A Etapa: Aubigny-sur-Nère. A "Cidade dos Stuarts", uma cidade-porta fortificada por Vauban no século XVII, famosa pela sua história escocesa.

Dia 3: O Vertigem do Sancerrois e o Ouro Azul do Vale (aprox. 50 km)

O Percurso: Outro relevo, outro cenário. Junta-se à costa escarpada a leste de Marselha. A paisagem muda radicalmente. A rocha torna-se calcário branco e esmagador. Segue a estrada em cornija que domina o Parque Nacional das Calanques, o Grande Canyon calcário francês. É uma cornija sublime, escavada na falésia. Os pontos de vista são vertiginosos: as águas turquesa do Verdon correm centenas de metros abaixo, serpenteando sob a majestosa Ponte do Arco, um arco natural único no mundo. É uma sucessão de miradouros espetaculares, uma estrada técnica mas inesquecível, pontilhada de aldeias empoleiradas.

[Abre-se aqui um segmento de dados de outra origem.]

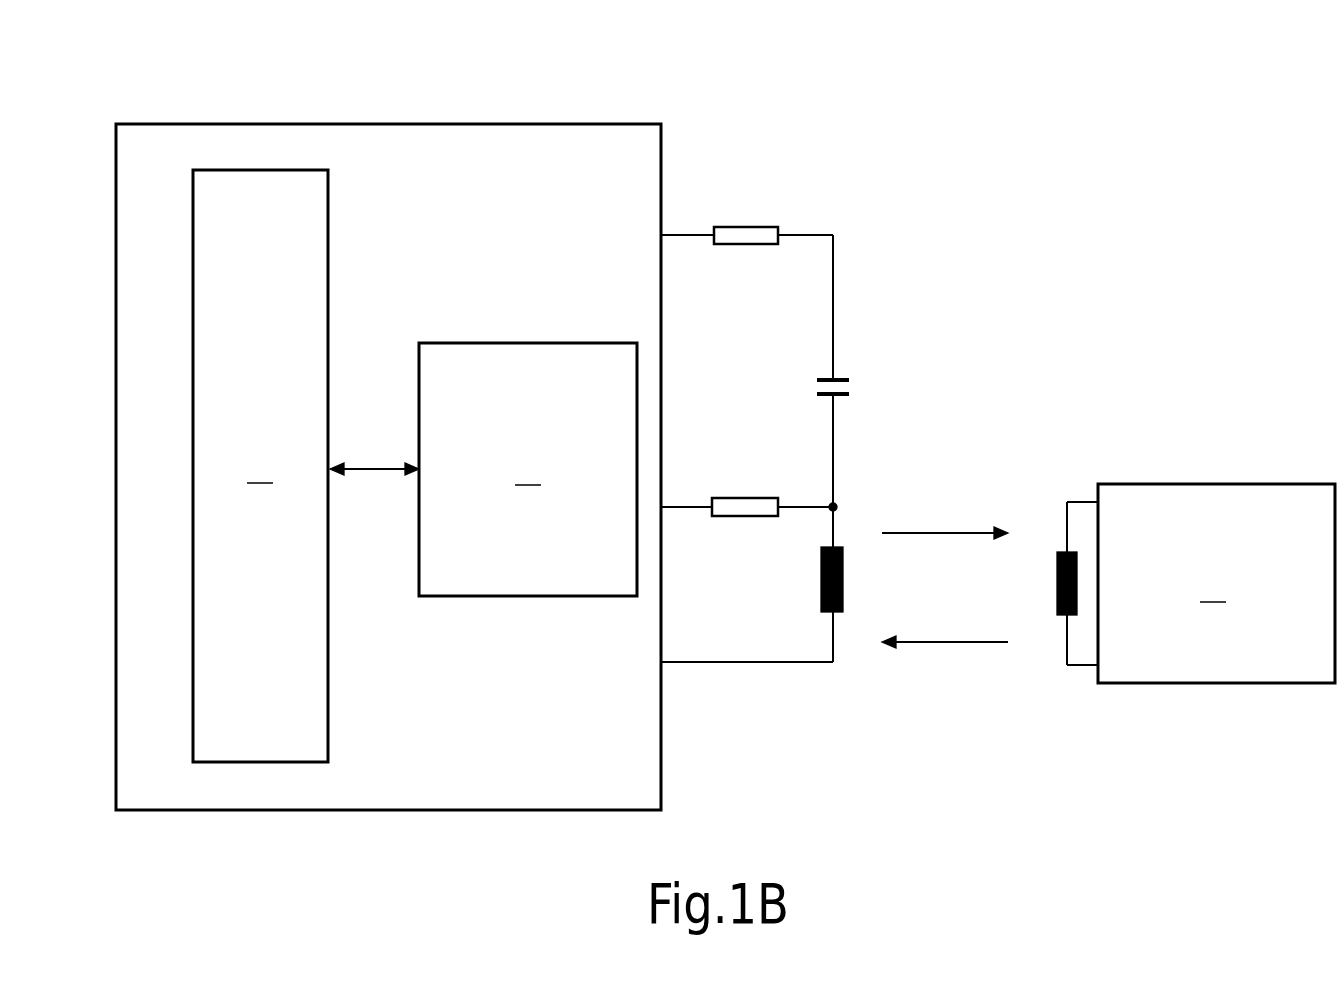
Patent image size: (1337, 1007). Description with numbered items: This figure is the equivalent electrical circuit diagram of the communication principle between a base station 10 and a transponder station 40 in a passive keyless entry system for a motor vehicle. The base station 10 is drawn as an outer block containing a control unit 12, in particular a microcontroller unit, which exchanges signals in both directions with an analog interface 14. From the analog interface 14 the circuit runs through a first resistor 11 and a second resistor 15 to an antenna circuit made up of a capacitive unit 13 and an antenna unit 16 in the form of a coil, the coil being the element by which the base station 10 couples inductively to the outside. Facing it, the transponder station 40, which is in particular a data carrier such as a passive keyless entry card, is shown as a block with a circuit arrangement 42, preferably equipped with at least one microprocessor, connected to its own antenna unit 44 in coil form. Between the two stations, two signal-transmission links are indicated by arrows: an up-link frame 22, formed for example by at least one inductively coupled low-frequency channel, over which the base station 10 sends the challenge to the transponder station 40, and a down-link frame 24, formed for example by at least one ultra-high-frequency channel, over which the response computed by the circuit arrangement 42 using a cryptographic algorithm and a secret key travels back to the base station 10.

The base station 10 is at (252, 124).
The first resistor 11 is at (747, 227).
The control unit 12 is at (260, 466).
The capacitive unit 13 is at (850, 385).
The analog interface 14 is at (528, 469).
The second resistor 15 is at (747, 498).
The antenna unit 16 is at (821, 582).
The up-link frame 22 is at (948, 531).
The down-link frame 24 is at (942, 644).
The transponder station 40 is at (1145, 537).
The circuit arrangement 42 is at (1216, 583).
The antenna unit 44 is at (1057, 585).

A Etapa: Sancerre. Visite a Casa dos Sancerre e perca-se nas suas ruelas medievais empoleiradas no seu "pog".

Dia 4: A Rota dos Vinhedos e regresso aos Castelos (aprox. 60 km)

O Percurso: Desce para a planície de Troyes pelo norte. A estrada atravessa paisagens da Ardena de pastagem antes de chegar a Givet, na "Ponta das Ardenas". Visite a Cidadela de Charlemont antes de retomar a Meuse à Bicicleta para sul. É um dia de transição magnífico, combinando história fortificada e regresso à suavidade fluvial.

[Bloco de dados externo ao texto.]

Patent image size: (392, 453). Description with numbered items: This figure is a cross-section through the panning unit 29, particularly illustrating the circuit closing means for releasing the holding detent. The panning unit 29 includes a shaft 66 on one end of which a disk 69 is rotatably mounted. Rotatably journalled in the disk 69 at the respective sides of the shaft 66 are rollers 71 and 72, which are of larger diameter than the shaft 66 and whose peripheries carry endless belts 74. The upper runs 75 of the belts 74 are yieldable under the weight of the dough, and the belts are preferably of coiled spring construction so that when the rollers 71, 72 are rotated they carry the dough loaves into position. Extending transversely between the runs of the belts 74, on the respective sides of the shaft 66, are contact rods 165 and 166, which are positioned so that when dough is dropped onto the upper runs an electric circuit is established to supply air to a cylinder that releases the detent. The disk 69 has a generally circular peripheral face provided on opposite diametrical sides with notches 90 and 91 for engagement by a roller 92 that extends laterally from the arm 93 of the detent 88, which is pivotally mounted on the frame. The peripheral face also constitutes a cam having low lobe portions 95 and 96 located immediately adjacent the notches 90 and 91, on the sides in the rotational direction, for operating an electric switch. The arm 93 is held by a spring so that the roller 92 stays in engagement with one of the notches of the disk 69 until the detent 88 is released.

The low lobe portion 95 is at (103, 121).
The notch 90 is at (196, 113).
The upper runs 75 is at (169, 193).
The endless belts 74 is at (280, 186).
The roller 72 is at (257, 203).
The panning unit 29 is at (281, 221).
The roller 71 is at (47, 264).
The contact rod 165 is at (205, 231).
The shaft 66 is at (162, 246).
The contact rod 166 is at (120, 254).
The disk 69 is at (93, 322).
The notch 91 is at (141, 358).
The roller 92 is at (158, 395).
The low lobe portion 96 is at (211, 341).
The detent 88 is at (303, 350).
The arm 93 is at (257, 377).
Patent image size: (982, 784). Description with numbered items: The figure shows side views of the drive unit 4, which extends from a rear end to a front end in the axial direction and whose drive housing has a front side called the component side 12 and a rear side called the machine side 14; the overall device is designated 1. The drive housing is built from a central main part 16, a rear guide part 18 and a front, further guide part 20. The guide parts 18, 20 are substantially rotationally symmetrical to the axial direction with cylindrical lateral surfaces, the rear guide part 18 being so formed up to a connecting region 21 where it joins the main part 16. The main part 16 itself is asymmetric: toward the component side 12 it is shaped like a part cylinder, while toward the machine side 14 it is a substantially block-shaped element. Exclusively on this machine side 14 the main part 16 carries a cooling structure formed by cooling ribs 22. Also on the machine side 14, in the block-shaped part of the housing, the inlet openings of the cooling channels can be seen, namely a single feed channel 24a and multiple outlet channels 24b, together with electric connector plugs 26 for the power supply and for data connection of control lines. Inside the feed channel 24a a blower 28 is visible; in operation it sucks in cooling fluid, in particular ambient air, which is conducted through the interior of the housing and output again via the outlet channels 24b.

Os Imperdíveis do Cher de Bicicleta

  1. Catedral de Saint-Étienne de Bourges (UNESCO): Uma obra-prima da arte gótica francesa, imperdível pela sua arquitetura e vitrais.

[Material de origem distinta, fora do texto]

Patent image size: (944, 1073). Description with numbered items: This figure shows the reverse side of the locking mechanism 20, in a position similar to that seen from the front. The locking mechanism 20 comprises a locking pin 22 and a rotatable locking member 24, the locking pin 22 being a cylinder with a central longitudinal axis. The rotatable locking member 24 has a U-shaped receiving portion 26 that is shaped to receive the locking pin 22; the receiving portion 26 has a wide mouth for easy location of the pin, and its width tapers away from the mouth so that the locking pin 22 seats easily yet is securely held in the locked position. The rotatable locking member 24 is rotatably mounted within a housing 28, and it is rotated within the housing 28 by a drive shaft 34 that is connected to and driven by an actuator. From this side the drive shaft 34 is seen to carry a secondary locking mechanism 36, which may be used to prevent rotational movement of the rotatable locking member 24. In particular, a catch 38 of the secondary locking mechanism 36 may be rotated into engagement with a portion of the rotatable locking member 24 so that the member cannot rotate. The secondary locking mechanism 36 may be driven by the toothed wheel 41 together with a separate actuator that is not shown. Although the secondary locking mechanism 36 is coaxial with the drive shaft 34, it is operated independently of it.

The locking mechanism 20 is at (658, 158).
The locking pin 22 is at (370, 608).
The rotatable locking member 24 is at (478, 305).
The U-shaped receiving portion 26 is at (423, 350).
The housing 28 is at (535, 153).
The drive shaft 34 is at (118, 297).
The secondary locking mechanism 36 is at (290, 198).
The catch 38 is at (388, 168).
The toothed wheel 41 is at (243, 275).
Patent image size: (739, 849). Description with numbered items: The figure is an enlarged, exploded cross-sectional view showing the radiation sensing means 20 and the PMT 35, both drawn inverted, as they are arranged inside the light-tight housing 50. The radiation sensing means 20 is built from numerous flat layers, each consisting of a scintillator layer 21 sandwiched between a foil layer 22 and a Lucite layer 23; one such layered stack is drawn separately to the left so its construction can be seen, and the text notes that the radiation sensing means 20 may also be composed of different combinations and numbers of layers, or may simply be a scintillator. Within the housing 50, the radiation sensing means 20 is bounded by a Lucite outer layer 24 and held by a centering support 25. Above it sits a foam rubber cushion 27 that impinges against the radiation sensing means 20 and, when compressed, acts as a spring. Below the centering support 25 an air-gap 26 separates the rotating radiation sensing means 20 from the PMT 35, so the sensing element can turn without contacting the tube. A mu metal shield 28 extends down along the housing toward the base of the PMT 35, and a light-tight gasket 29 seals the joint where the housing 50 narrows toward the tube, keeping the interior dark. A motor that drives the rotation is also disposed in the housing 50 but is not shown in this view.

  2. Sancerre (Vinhedos e Aldeia Empoleirada): A Cidade do Ouro Branco, pelos paisagens vitícolas secas, o Crottin de Chavignol e o miradouro mítico.

  3. La Loire à Vélo (EuroVelo 6): A itinerância suave por 70 km no departamento, ao longo do rio selvagem mais longo de França (UNESCO).

  4. Pântanos de Bourges: Para a imersão selvagem em imensas florestas estatais, canais secretos e o silêncio absoluto.

  5. Palácio Jacques Cœur (Bourges): Uma obra-prima da arquitetura civil do século XV, para uma imersão no Renascimento.

  6. Abadia de Noirlac (mais a sul): Para uma imersão na antiguidade.


Conselhos Práticos para o 18

  • Quando Ir? De meados de maio a meados de outubro para o vale e os vinhedos. Junho e setembro são ideais: as temperaturas são suaves e as paisagens sublimes. Em julho/agosto, fará muito calor nos vales inferiores (Cher, Loire): saia muito cedo! O outono é magnífico (cores das vinhas).

  • Que Bicicleta? Uma bicicleta de estrada leve ou uma gravel é perfeita para o Cher. Certifique-se de ter uma transmissão suave (triplo prato ou compacto com cassete generosa tipo 28 ou 32) para as colinas do Sul. Pneus largos (32-35 mm) são recomendados para as secções de caminhos de halagem ou trilhos calcários.

  • Alojamento: O departamento está muito bem equipado com campings, alojamentos de etapa (muitos no caminho de Santiago) e quartos de hóspedes. O selo "Accueil Vélo" está a desenvolver-se bem. Reserve com antecedência na alta temporada.

  • Abastecimento: As aldeias são raras e por vezes muito isoladas no interior. Leve sempre muita água (podem haver longas secções sem fonte) e barras energéticas. Não deixe de provar o Sancerre (AOP), o Crottin de Chavignol (AOP), a Truffade e o melão berrichon.


A Palavra Final

Pedalar no Cher é aceitar o desafio de uma natureza bruta, selvagem e de uma dualidade espetacular. É sofrer para merecer panoramas de uma beleza absoluta. Não é um departamento de compromissos. É o choque do giz, da água viva e do silêncio, a pureza do ar e a aspereza da inclinação.

É a etapa final para o cicloturista em busca de autenticidade, desafios selvagens e uma desconexão total, onde a estrada toca as nuvens antes de mergulhar em desfiladeiros vertiginosos ou vales secretos.

E você, já conquistou as vinhas reais, os pântanos secretos ou as catedrais de tufe do Cher? Partilhe as suas conquistas e os seus favoritos nos comentários!

Até breve para o episódio 19 da nossa Volta a França de Bicicleta!